If you use this dataset please cite:

Luis Marujo, Wang Ling, Isabel Trancoso, Chris Dyer, Alan W Black, Anatole Gershman, David Martins de Matos, João Neto and Jaime Carbonell. 2015. Automatic Keyword Extraction on Twitter. In
Proceedings of the 53th Annual Meeting of the Association
for Computational Linguistics and the 7th International Joint Conference on Natural Language Processing of the Asian Federation of Natural Language Processing: short papers. Beijing, China. Association for Computational Linguistics
 

The original dataset without keyword annotations was obtained from:

Kevin Gimpel, Nathan Schneider, Brendan O’Connor,
Dipanjan Das, Daniel Mills, Jacob Eisenstein,
Michael Heilman, Dani Yogatama, Jeffrey Flanigan,
and Noah A. Smith. 2011. Part-of-speech tagging
for twitter: annotation, features, and experiments.
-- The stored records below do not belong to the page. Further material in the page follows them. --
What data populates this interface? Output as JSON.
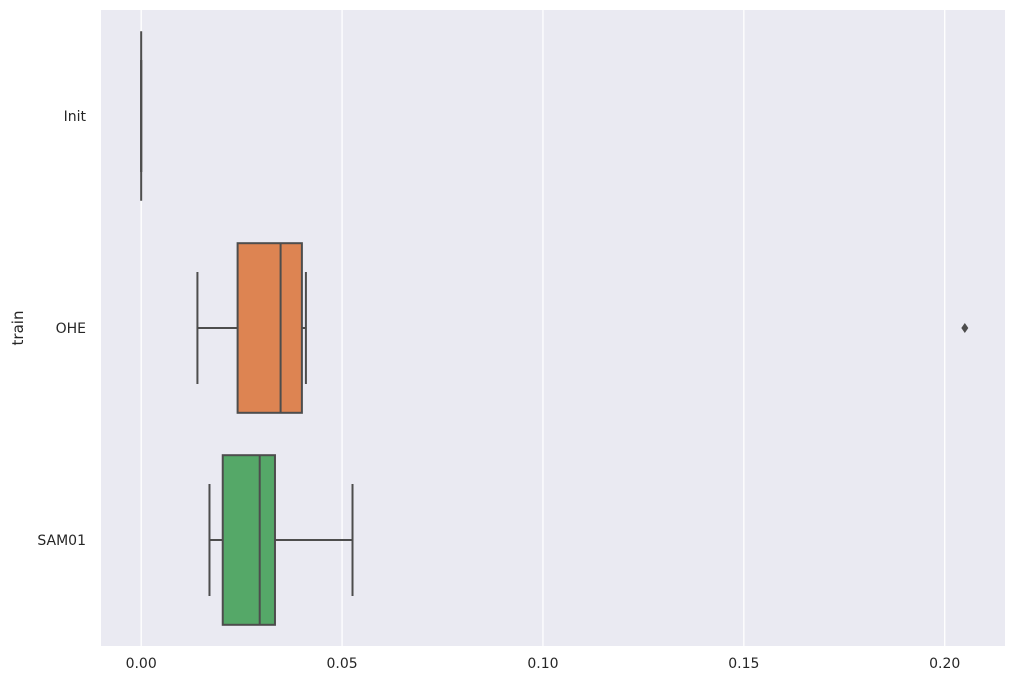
{
  "chart_data": {
    "type": "boxplot",
    "orientation": "horizontal",
    "ylabel": "train",
    "xlabel": "",
    "xlim": [
      -0.01,
      0.215
    ],
    "x_ticks": [
      0.0,
      0.05,
      0.1,
      0.15,
      0.2
    ],
    "x_tick_labels": [
      "0.00",
      "0.05",
      "0.10",
      "0.15",
      "0.20"
    ],
    "grid": true,
    "categories": [
      "Init",
      "OHE",
      "SAM01"
    ],
    "boxes": [
      {
        "category": "Init",
        "whisker_low": 0.0,
        "q1": 0.0,
        "median": 0.0,
        "q3": 0.0,
        "whisker_high": 0.0,
        "outliers": [],
        "color": "#4c72b0"
      },
      {
        "category": "OHE",
        "whisker_low": 0.014,
        "q1": 0.024,
        "median": 0.0347,
        "q3": 0.04,
        "whisker_high": 0.041,
        "outliers": [
          0.205
        ],
        "color": "#dd8452"
      },
      {
        "category": "SAM01",
        "whisker_low": 0.017,
        "q1": 0.0203,
        "median": 0.0295,
        "q3": 0.0333,
        "whisker_high": 0.0526,
        "outliers": [],
        "color": "#55a868"
      }
    ],
    "colors": {
      "plot_background": "#eaeaf2",
      "grid": "#ffffff",
      "line": "#4d4d4d"
    }
  }
}
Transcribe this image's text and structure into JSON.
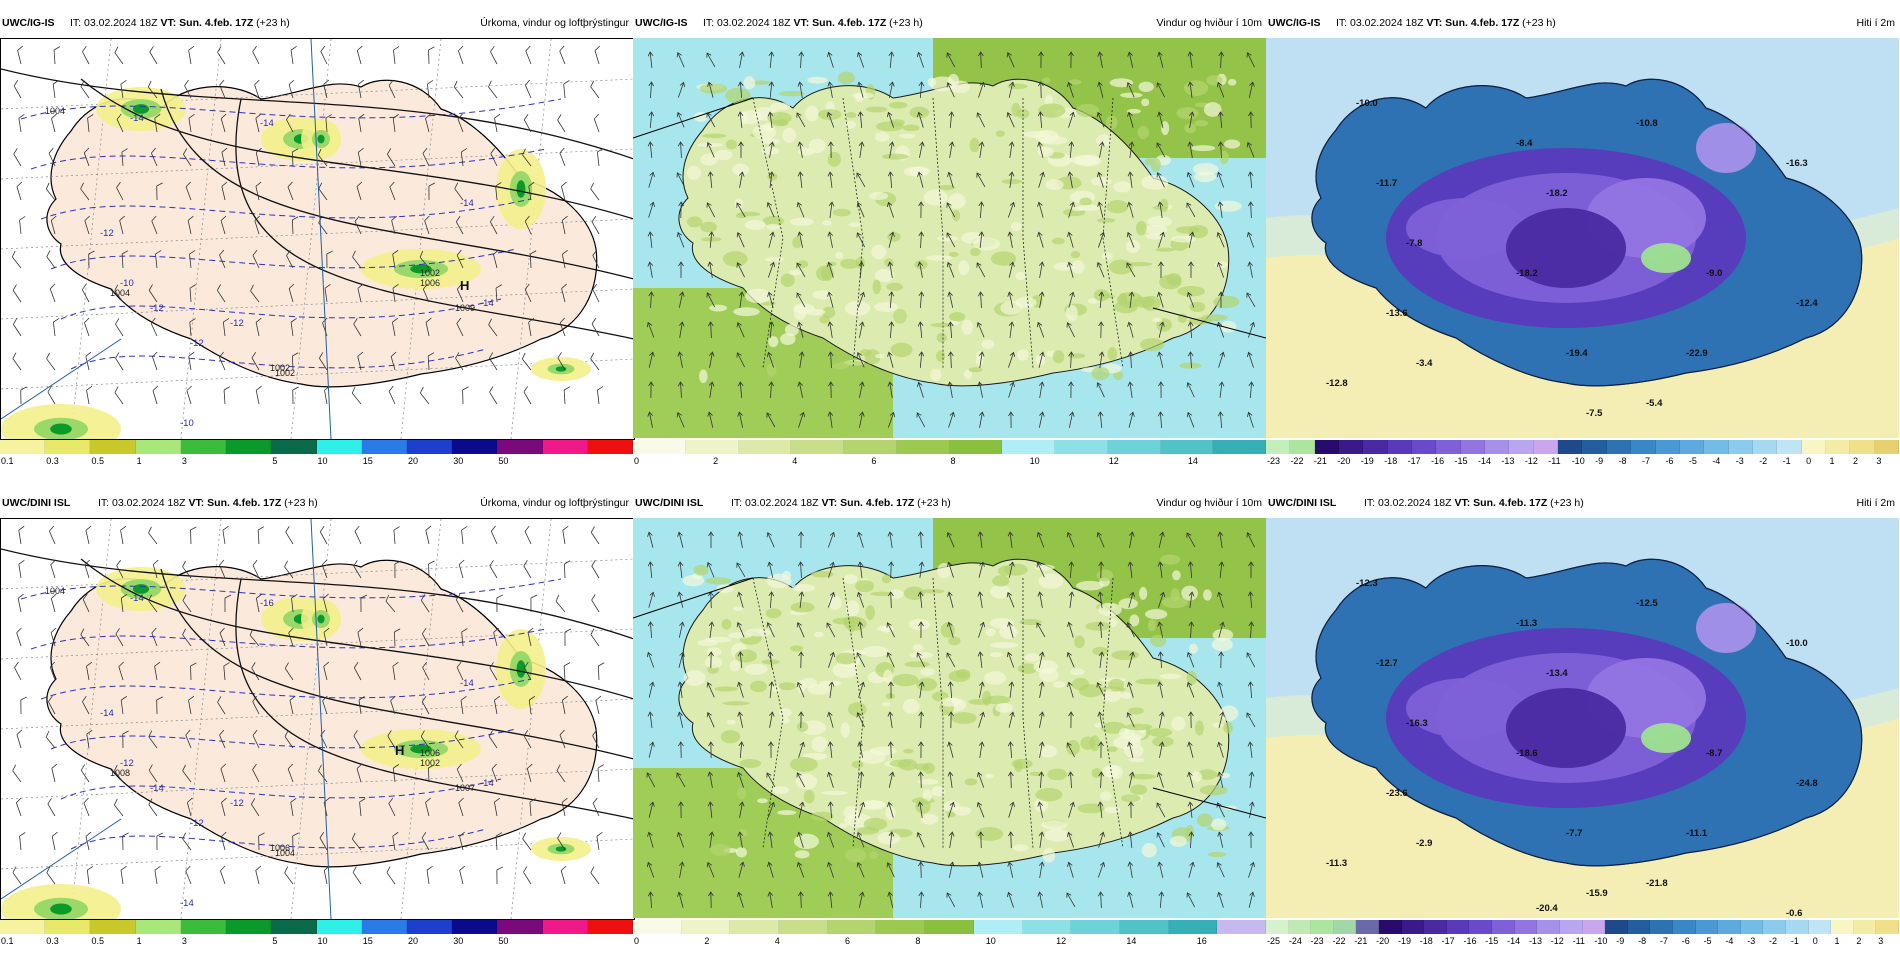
{
  "panels": [
    {
      "model": "UWC/IG-IS",
      "it_prefix": "IT: 03.02.2024 18Z ",
      "vt": "VT: Sun. 4.feb. 17Z",
      "lead": " (+23 h)",
      "title": "Úrkoma, vindur og loftþrýstingur",
      "kind": "precip",
      "colorbar": [
        "#f6f2a0",
        "#e8e86a",
        "#c8c82a",
        "#a8e87a",
        "#3cbc3c",
        "#0a9a2a",
        "#0a6a4a",
        "#2ef0e8",
        "#2a7ae8",
        "#1e3ecc",
        "#0a0a8a",
        "#7a0a7a",
        "#ee1a8a",
        "#ee1010"
      ],
      "ticks": [
        "0.1",
        "0.3",
        "0.5",
        "1",
        "3",
        "",
        "5",
        "10",
        "15",
        "20",
        "30",
        "50",
        "",
        ""
      ],
      "isobars": [
        "1004",
        "1002",
        "1004",
        "1002",
        "1006",
        "1009",
        "1002"
      ],
      "contour_labels": [
        "-14",
        "-14",
        "-14",
        "-12",
        "-12",
        "-10",
        "-12",
        "-10",
        "-12",
        "-14"
      ],
      "high": "H"
    },
    {
      "model": "UWC/IG-IS",
      "it_prefix": "IT: 03.02.2024 18Z ",
      "vt": "VT: Sun. 4.feb. 17Z",
      "lead": " (+23 h)",
      "title": "Vindur og hviður í 10m",
      "kind": "wind",
      "colorbar": [
        "#fafbe6",
        "#eef3c8",
        "#dde9a8",
        "#c8de8c",
        "#b4d46e",
        "#9cc950",
        "#8ac040",
        "#aeeef4",
        "#8ee0e6",
        "#6ed2d8",
        "#50c2c8",
        "#36b0b6"
      ],
      "ticks": [
        "0",
        "",
        "2",
        "",
        "4",
        "",
        "6",
        "",
        "8",
        "",
        "10",
        "",
        "12",
        "",
        "14",
        ""
      ]
    },
    {
      "model": "UWC/IG-IS",
      "it_prefix": "IT: 03.02.2024 18Z ",
      "vt": "VT: Sun. 4.feb. 17Z",
      "lead": " (+23 h)",
      "title": "Hiti í 2m",
      "kind": "temp",
      "colorbar": [
        "#c6eebc",
        "#ace4a0",
        "#2a0a6a",
        "#3a1a8a",
        "#4a2aa2",
        "#5a3abc",
        "#6a4acc",
        "#7e60d8",
        "#9274e2",
        "#a690ea",
        "#b8a6f0",
        "#caa6ee",
        "#1e4a8a",
        "#245ea0",
        "#2e72b4",
        "#3a86c6",
        "#4a98d4",
        "#5eaade",
        "#74bce6",
        "#8ccaee",
        "#a6d8f2",
        "#c0e4f4",
        "#f8f6c4",
        "#f4eca6",
        "#f0e08a",
        "#e8d070"
      ],
      "ticks": [
        "-23",
        "-22",
        "-21",
        "-20",
        "-19",
        "-18",
        "-17",
        "-16",
        "-15",
        "-14",
        "-13",
        "-12",
        "-11",
        "-10",
        "-9",
        "-8",
        "-7",
        "-6",
        "-5",
        "-4",
        "-3",
        "-2",
        "-1",
        "0",
        "1",
        "2",
        "3"
      ],
      "labels": [
        "-10.0",
        "-8.4",
        "-10.8",
        "-16.3",
        "-11.7",
        "-7.8",
        "-18.2",
        "-9.0",
        "-13.6",
        "-18.2",
        "-12.4",
        "-22.9",
        "-3.4",
        "-19.4",
        "-7.5",
        "-5.4",
        "-12.8"
      ]
    },
    {
      "model": "UWC/DINI ISL",
      "it_prefix": "IT: 03.02.2024 18Z ",
      "vt": "VT: Sun. 4.feb. 17Z",
      "lead": " (+23 h)",
      "title": "Úrkoma, vindur og loftþrýstingur",
      "kind": "precip",
      "colorbar": [
        "#f6f2a0",
        "#e8e86a",
        "#c8c82a",
        "#a8e87a",
        "#3cbc3c",
        "#0a9a2a",
        "#0a6a4a",
        "#2ef0e8",
        "#2a7ae8",
        "#1e3ecc",
        "#0a0a8a",
        "#7a0a7a",
        "#ee1a8a",
        "#ee1010"
      ],
      "ticks": [
        "0.1",
        "0.3",
        "0.5",
        "1",
        "3",
        "",
        "5",
        "10",
        "15",
        "20",
        "30",
        "50",
        "",
        ""
      ],
      "isobars": [
        "1004",
        "1006",
        "1008",
        "1004",
        "1002",
        "1007",
        "1006"
      ],
      "contour_labels": [
        "-16",
        "-14",
        "-14",
        "-14",
        "-14",
        "-12",
        "-12",
        "-14",
        "-12",
        "-14"
      ],
      "high": "H"
    },
    {
      "model": "UWC/DINI ISL",
      "it_prefix": "IT: 03.02.2024 18Z ",
      "vt": "VT: Sun. 4.feb. 17Z",
      "lead": " (+23 h)",
      "title": "Vindur og hviður í 10m",
      "kind": "wind",
      "colorbar": [
        "#fafbe6",
        "#eef3c8",
        "#dde9a8",
        "#c8de8c",
        "#b4d46e",
        "#9cc950",
        "#8ac040",
        "#aeeef4",
        "#8ee0e6",
        "#6ed2d8",
        "#50c2c8",
        "#36b0b6",
        "#c8b8f0"
      ],
      "ticks": [
        "0",
        "",
        "2",
        "",
        "4",
        "",
        "6",
        "",
        "8",
        "",
        "10",
        "",
        "12",
        "",
        "14",
        "",
        "16",
        ""
      ]
    },
    {
      "model": "UWC/DINI ISL",
      "it_prefix": "IT: 03.02.2024 18Z ",
      "vt": "VT: Sun. 4.feb. 17Z",
      "lead": " (+23 h)",
      "title": "Hiti í 2m",
      "kind": "temp",
      "colorbar": [
        "#d6f2cc",
        "#c0eab4",
        "#ace4a0",
        "#a2d8a8",
        "#6a6aa8",
        "#2a0a6a",
        "#3a1a8a",
        "#4a2aa2",
        "#5a3abc",
        "#6a4acc",
        "#7e60d8",
        "#9274e2",
        "#a690ea",
        "#b8a6f0",
        "#caa6ee",
        "#1e4a8a",
        "#245ea0",
        "#2e72b4",
        "#3a86c6",
        "#4a98d4",
        "#5eaade",
        "#74bce6",
        "#8ccaee",
        "#a6d8f2",
        "#c0e4f4",
        "#f8f6c4",
        "#f4eca6",
        "#f0e08a"
      ],
      "ticks": [
        "-25",
        "-24",
        "-23",
        "-22",
        "-21",
        "-20",
        "-19",
        "-18",
        "-17",
        "-16",
        "-15",
        "-14",
        "-13",
        "-12",
        "-11",
        "-10",
        "-9",
        "-8",
        "-7",
        "-6",
        "-5",
        "-4",
        "-3",
        "-2",
        "-1",
        "0",
        "1",
        "2",
        "3"
      ],
      "labels": [
        "-12.3",
        "-11.3",
        "-12.5",
        "-10.0",
        "-12.7",
        "-16.3",
        "-13.4",
        "-8.7",
        "-23.6",
        "-18.6",
        "-24.8",
        "-11.1",
        "-2.9",
        "-7.7",
        "-15.9",
        "-21.8",
        "-11.3",
        "-20.4",
        "-0.6"
      ]
    }
  ]
}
In
Proceedings of the 49th Annual Meeting of the Association
for Computational Linguistics: Human Language
Technologies: short papers - Volume 2, HLT-11. Portland, Oregon, USA. 
Association for Computational Linguistics 


We kept their train, dev, and test splits.
This corresponds to the folders train, dev, and test.
Each folder contains 3 files for each tweet in the following format:
tweet.<set>.tok.en-<id>.txt - the original tweet
tweet.<set>.tok.en-<id>-CrowdCountskey - the ranked list of keywords annotated by the turkers with respective number of votes. Each line has a keyword,
followed by a tab (\t) and the number of votes.
tweet.<set>.tok.en-<id>.key - has keywords in the tweet-id.CrowdCounts file, without the number of votes.

where <set> is either train, dev and test, and <id> is the unique identifier of the tweet starting from 1. 
This corresponds to the ordering of tweets in the original dataset.